You won’t get far in today’s business world without reliable wireless access. Online connectedness enables many modern professional tasks, and lost service can lead to countless losses in productivity, communication, and basic record keeping. With wireless service, there’s really no “pretty good.” It either works perfectly or it’s unacceptable.
When shopping for wireless access points (APs), you need the best. Here are, in no specific order, the manufacturers that produce the top wireless access points around.
Cisco and Cisco Meraki
Cisco’s wireless access points live up to the expectations customers have for this company, whose reputation for excellence is legend. Their progressive technology boasts capabilities that outreach the 802.11ac standard, meaning that a modern Cisco AP will have you ready for future developments in networking and allow you to keep up with the variety of devices your clients prefer to use.

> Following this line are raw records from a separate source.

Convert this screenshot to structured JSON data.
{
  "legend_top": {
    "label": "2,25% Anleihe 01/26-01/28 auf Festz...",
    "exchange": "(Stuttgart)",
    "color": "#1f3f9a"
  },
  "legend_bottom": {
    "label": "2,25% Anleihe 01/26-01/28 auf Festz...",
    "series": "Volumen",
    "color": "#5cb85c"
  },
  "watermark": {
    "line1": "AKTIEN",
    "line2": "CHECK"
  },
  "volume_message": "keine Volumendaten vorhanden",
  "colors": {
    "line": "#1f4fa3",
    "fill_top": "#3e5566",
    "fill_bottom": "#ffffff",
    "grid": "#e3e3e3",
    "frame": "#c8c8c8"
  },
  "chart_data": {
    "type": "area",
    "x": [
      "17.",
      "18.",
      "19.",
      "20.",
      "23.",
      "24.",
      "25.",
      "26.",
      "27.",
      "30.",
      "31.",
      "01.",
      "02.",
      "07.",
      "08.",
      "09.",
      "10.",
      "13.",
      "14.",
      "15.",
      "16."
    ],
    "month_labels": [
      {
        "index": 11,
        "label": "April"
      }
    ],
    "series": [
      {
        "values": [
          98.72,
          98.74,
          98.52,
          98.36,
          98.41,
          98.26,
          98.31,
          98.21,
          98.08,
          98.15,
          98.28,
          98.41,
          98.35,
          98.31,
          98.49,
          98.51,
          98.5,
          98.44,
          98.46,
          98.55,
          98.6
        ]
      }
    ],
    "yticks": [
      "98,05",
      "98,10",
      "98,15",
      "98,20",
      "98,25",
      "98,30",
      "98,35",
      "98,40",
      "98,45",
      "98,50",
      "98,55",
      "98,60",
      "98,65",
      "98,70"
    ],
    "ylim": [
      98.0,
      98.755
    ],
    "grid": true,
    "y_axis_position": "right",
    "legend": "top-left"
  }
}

Cisco’s access points come in two lines: Aironet and Meraki. Both lines are versatile enough to thrive in any environment, but each has attributes that make it perfect for certain situations. Aironet APs are built with mid-to-big enterprise environments in mind, and you’ll need a separate controller for your system. With a Meraki, you’re cloud-powered. Meraki APs used cloud-based controllers, saving you maintenance time and providing high-power connectedness for your small-to-medium sized business, enterprise organizations, or educational and government institutions.
Aruba WAPs are built with a variety of users in mind. These products offer speedy information delivery and accessibility to computers relying on older IEEE standards. They’re also energy-efficient; both the Wave 1 and Wave 2 models can offer up to 30% more battery life, according to Aruba’s website. Real-world offices aren’t always shining with the light of state-of-the-art equipment, and Aruba’s WAPs help keep those everyday workers connected.
Note: With Hewlett-Packard’s recent purchase of Aruba, the Procurve line of switches is currently being rebranded as Aruba. You’ll be seeing this name a lot in the near future.
Thrift and variety. That’s what you get with Ubiquiti. While large networks can overload Ubiquiti systems, these APs are the perfect solutions for small business and schools looking to stay connected without overloading their budgets. They offer a number of different models that focus on a range of needs, from long-range access to outdoor use. Plus, their sleek, minimal designs will keep your workplace looking modern, clean, and tidy.
Ruckus seeks to produce equipment that’s intuitive to use without sacrificing power. With their current line of wireless access products, they’ve succeeded. You won’t have to worry about losing connection with Ruckus. Their BeamFlex technology is really something special—it allows the AP’s antennae to monitor the environment and hone in on appropriate signals, preventing stray radio and other electrical signals from muddying up your airwaves. BeamFlex works continuously to optimize your network’s resources. Ruckus also makes a point of designing products that are easy to set up.
Aerohive’s focus on innovative solutions to access point issues has produced a lively buzz. The Aerohive cloud-based controller makes these APs ideal for networks with heavy mobile use. As mobile use continues to grow—and it will continue to grow—networks will need to move further and further away from the old Ethernet and cable-based world. Aerohive is aware of this movement and is helping to shape its direction.
Aerohive also automates many technical organization tasks, allowing managers to focus on high-level issues like filtering out junk traffic and promoting the good stuff like audio and picture quality. A smart system that does your work for you gives managers the power and resources to design ideal networks.
The Best Wireless Access Points: Which Will Be Yours?
Your access point provides the foundation for your network. The technology you choose will allow you to shape your business’s online reality. Give your options a good deal of thought. Each of these companies is doing things right, but each one is doing things differently. The differences might look subtle at first, but they’re significant.